I use .Net6. It's my authentication configuration on the startup.cs:
services.AddScoped<IUnitOfWork, ApplicationDbContext>();
services.AddScoped<IUsersService, UsersService>();
services.AddScoped<IRolesService, RolesService>(); services.AddScoped<ISecurityService, SecurityService>();
services.AddScoped<ICookieValidatorService, CookieValidatorService>();
services.AddScoped<IDbInitializerService, DbInitializerService>();
services.AddSingleton<AuthenticationStateProvider, CustomAuthenticationStateProvider>();
services
.AddAuthentication(options =>
{
options.DefaultChallengeScheme = CookieAuthenticationDefaults.AuthenticationScheme;
options.DefaultSignInScheme = CookieAuthenticationDefaults.AuthenticationScheme;
options.DefaultAuthenticateScheme = CookieAuthenticationDefaults.AuthenticationScheme;
})
.AddCookie(options =>
{
options.SlidingExpiration = false;
options.LoginPath = "/";
options.LogoutPath = "/";
//options.AccessDeniedPath = new PathString("/Home/Forbidden/");
options.Cookie.Name = ".my.app1.cookie";
options.Cookie.HttpOnly = true;
options.Cookie.SecurePolicy = CookieSecurePolicy.SameAsRequest;
options.Cookie.SameSite = SameSiteMode.Lax;
options.Events = new CookieAuthenticationEvents
{
OnValidatePrincipal = context =>
{
var cookieValidatorService = context.HttpContext.RequestServices.GetRequiredService<ICookieValidatorService>();
return cookieValidatorService.ValidateAsync(context);
}
};
});
Update:(The problem solved)
I had used a class like below to get the current user.

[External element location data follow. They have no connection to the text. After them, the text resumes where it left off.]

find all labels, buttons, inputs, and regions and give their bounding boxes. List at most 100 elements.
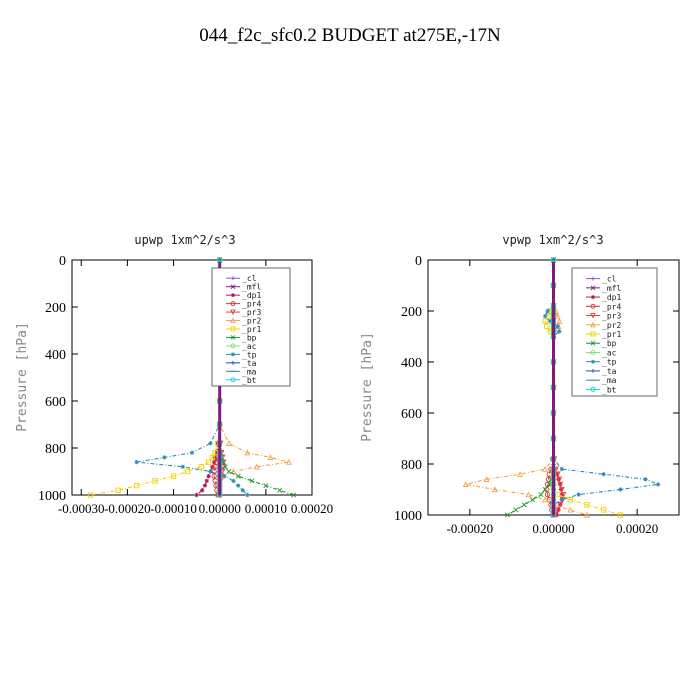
- upwp-panel: upwp 1xm^2/s^3 Pressure [hPa] 0 200 400 600…: [15, 233, 333, 516]
- vpwp-ytick-label: 800: [401, 458, 422, 473]
- upwp-legend-marker: [230, 301, 236, 307]
- vpwp-point-dp1: [554, 512, 560, 518]
- vpwp-point-tp: [555, 324, 560, 329]
- vpwp-point-pr2: [554, 312, 561, 319]
- vpwp-legend-label: _pr1: [602, 330, 621, 339]
- vpwp-point-bp: [542, 486, 548, 493]
- vpwp-legend-label: _bp: [602, 339, 617, 348]
- vpwp-point-pr3: [554, 507, 561, 514]
- vpwp-legend-label: _tp: [602, 358, 617, 367]
- vpwp-legend-marker: [590, 350, 596, 355]
- vpwp-point-pr1: [584, 502, 590, 508]
- vpwp-point-tp: [547, 319, 553, 324]
- vpwp-point-pr2: [517, 470, 523, 477]
- upwp-legend-marker: [230, 317, 236, 323]
- upwp-xtick-label: 0.00010: [245, 501, 287, 516]
- upwp-point-pr2: [253, 463, 260, 470]
- upwp-ytick-label: 600: [45, 395, 66, 410]
- upwp-legend-label: _pr4: [242, 300, 261, 309]
- vpwp-point-bp: [530, 497, 536, 503]
- upwp-point-pr1: [87, 492, 94, 498]
- upwp-point-tp: [189, 450, 195, 455]
- upwp-point-pr1: [205, 459, 212, 465]
- vpwp-series-line-pr2: [465, 260, 588, 516]
- vpwp-point-tp: [559, 466, 565, 472]
- vpwp-point-bp: [504, 512, 511, 518]
- vpwp-point-pr3: [557, 481, 564, 488]
- upwp-point-tp: [240, 488, 245, 493]
- vpwp-point-pr3: [560, 491, 567, 498]
- upwp-xtick-label: -0.00010: [150, 501, 197, 516]
- vpwp-point-bp: [521, 502, 527, 508]
- upwp-legend-label: _mfl: [242, 283, 261, 292]
- upwp-point-tp: [235, 483, 241, 488]
- upwp-legend-label: _cl: [242, 274, 257, 283]
- vpwp-legend: _cl_mfl_dp1_pr4_pr3_pr2_pr1_bp_ac_tp_ta_…: [571, 267, 658, 397]
- upwp-legend-label: _pr2: [242, 317, 261, 326]
- vpwp-legend-marker: [590, 321, 596, 328]
- upwp-ytick-label: 800: [45, 442, 66, 457]
- vpwp-series-line-bp: [507, 260, 555, 516]
- vpwp-point-tp: [576, 492, 581, 497]
- upwp-legend-label: _dp1: [242, 291, 261, 300]
- upwp-legend-label: _bp: [242, 333, 257, 342]
- vpwp-legend-label: _mfl: [602, 284, 621, 293]
- upwp-ytick-label: 200: [45, 301, 66, 316]
- upwp-point-tp: [245, 492, 250, 498]
- upwp-point-tp: [231, 478, 236, 484]
- vpwp-point-dp1: [559, 492, 565, 497]
- upwp-legend-marker: [231, 276, 235, 281]
- upwp-point-bp: [291, 492, 297, 498]
- upwp-point-tp: [208, 469, 213, 474]
- upwp-point-bp: [226, 468, 232, 475]
- vpwp-point-pr1: [542, 318, 548, 324]
- upwp-point-pr1: [184, 468, 191, 475]
- upwp-ytick-label: 1000: [38, 489, 66, 504]
- vpwp-legend-marker: [591, 295, 595, 300]
- vpwp-point-pr3: [554, 471, 561, 478]
- upwp-point-bp: [222, 464, 228, 470]
- vpwp-ytick-label: 0: [415, 254, 422, 269]
- upwp-point-bp: [235, 473, 241, 479]
- vpwp-legend-label: _ac: [602, 348, 617, 357]
- upwp-legend-marker: [231, 352, 235, 357]
- vpwp-point-pr2: [584, 511, 590, 518]
- vpwp-panel-title: vpwp 1xm^2/s^3: [502, 233, 603, 247]
- vpwp-legend-marker: [591, 276, 595, 281]
- vpwp-legend-label: _pr2: [602, 321, 621, 330]
- vpwp-legend-marker: [590, 340, 596, 346]
- upwp-point-pr2: [225, 440, 232, 446]
- upwp-y-axis-label: Pressure [hPa]: [15, 322, 30, 432]
- vpwp-point-pr3: [557, 502, 564, 509]
- vpwp-legend-marker: [591, 368, 595, 373]
- vpwp-legend-label: _bt: [602, 385, 617, 394]
- upwp-legend-label: _ma: [242, 367, 257, 376]
- upwp-point-pr1: [198, 464, 204, 470]
- vpwp-ytick-label: 600: [401, 407, 422, 422]
- upwp-point-dp1: [204, 478, 209, 484]
- upwp-xtick-label: 0.00000: [199, 501, 241, 516]
- vpwp-point-pr2: [556, 317, 563, 324]
- vpwp-point-pr1: [601, 507, 607, 513]
- upwp-legend-marker: [231, 360, 235, 365]
- vpwp-xtick-label: -0.00020: [447, 521, 494, 536]
- vpwp-point-tp: [601, 472, 606, 477]
- upwp-point-bp: [249, 478, 255, 484]
- vpwp-point-pr2: [462, 481, 469, 488]
- upwp-plot-area: 0 200 400 600 800 1000-0.00030 -0.00020 -0.0001…: [38, 254, 333, 516]
- vpwp-point-tp: [557, 329, 562, 334]
- vpwp-point-tp: [618, 487, 623, 492]
- vpwp-point-pr2: [542, 496, 549, 503]
- upwp-point-pr1: [133, 482, 140, 489]
- vpwp-legend-label: _dp1: [602, 293, 621, 302]
- upwp-point-tp: [162, 455, 167, 460]
- upwp-legend-marker: [230, 377, 236, 383]
- upwp-point-pr1: [152, 478, 158, 484]
- upwp-legend-marker: [230, 309, 236, 316]
- vpwp-point-pr2: [492, 486, 498, 493]
- upwp-legend-box: [211, 267, 291, 387]
- vpwp-point-pr2: [567, 506, 574, 513]
- upwp-point-pr1: [209, 454, 215, 461]
- vpwp-point-tp: [643, 477, 648, 482]
- upwp-point-pr2: [244, 449, 251, 456]
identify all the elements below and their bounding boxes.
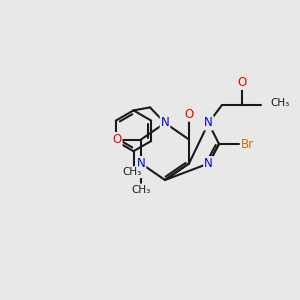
Text: CH₃: CH₃ — [122, 167, 142, 177]
Text: N: N — [160, 116, 169, 130]
Text: CH₃: CH₃ — [131, 184, 151, 195]
Text: N: N — [204, 116, 213, 130]
Text: O: O — [112, 133, 122, 146]
Text: CH₃: CH₃ — [271, 98, 290, 109]
Text: O: O — [184, 108, 194, 121]
Text: N: N — [136, 157, 146, 170]
Text: Br: Br — [241, 137, 254, 151]
Text: O: O — [237, 76, 246, 89]
Text: N: N — [204, 157, 213, 170]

public class CustomAuthenticationStateProvider : RevalidatingServerAuthenticationStateProvider
{
private readonly IServiceScopeFactory _scopeFactory;
public CustomAuthenticationStateProvider(ILoggerFactory loggerFactory, IServiceScopeFactory scopeFactory)
: base(loggerFactory) =>
_scopeFactory = scopeFactory ?? throw new ArgumentNullException(nameof(scopeFactory));
protected override TimeSpan RevalidationInterval { get; } = TimeSpan.FromMinutes(30);
protected override async Task<bool> ValidateAuthenticationStateAsync(
AuthenticationState authenticationState, CancellationToken cancellationToken)
{
// Get the user from a new scope to ensure it fetches fresh data
var scope = _scopeFactory.CreateScope();
try
{
var userManager = scope.ServiceProvider.GetRequiredService<IUsersService>();
return await ValidateUserAsync(userManager, authenticationState?.User);
}
finally
{
if (scope is IAsyncDisposable asyncDisposable)
{
await asyncDisposable.DisposeAsync();
}
else
{
scope.Dispose();
}
}
}
private async Task<bool> ValidateUserAsync(IUsersService userManager, ClaimsPrincipal? principal)
{
if (principal is null)
{
return false;
}
var userIdString = principal.FindFirst(ClaimTypes.UserData)?.Value;
if (!int.TryParse(userIdString, out var userId))
{
return false;
}
var user = await userManager.FindUserAsync(userId);
return user is not null;
}
}
This class is injected into the project in the following way.
services.AddSingleton<AuthenticationStateProvider, CustomAuthenticationStateProvider>();
And the problem is exactly from here. This class should not be injected into Blazor Server project as AddSingleton because I used the .cshtml file to log in and logout. If I change it to AddScoped the problem will be solved. You can see the reason for this here. However, The previous problem that was in this question came back again :((.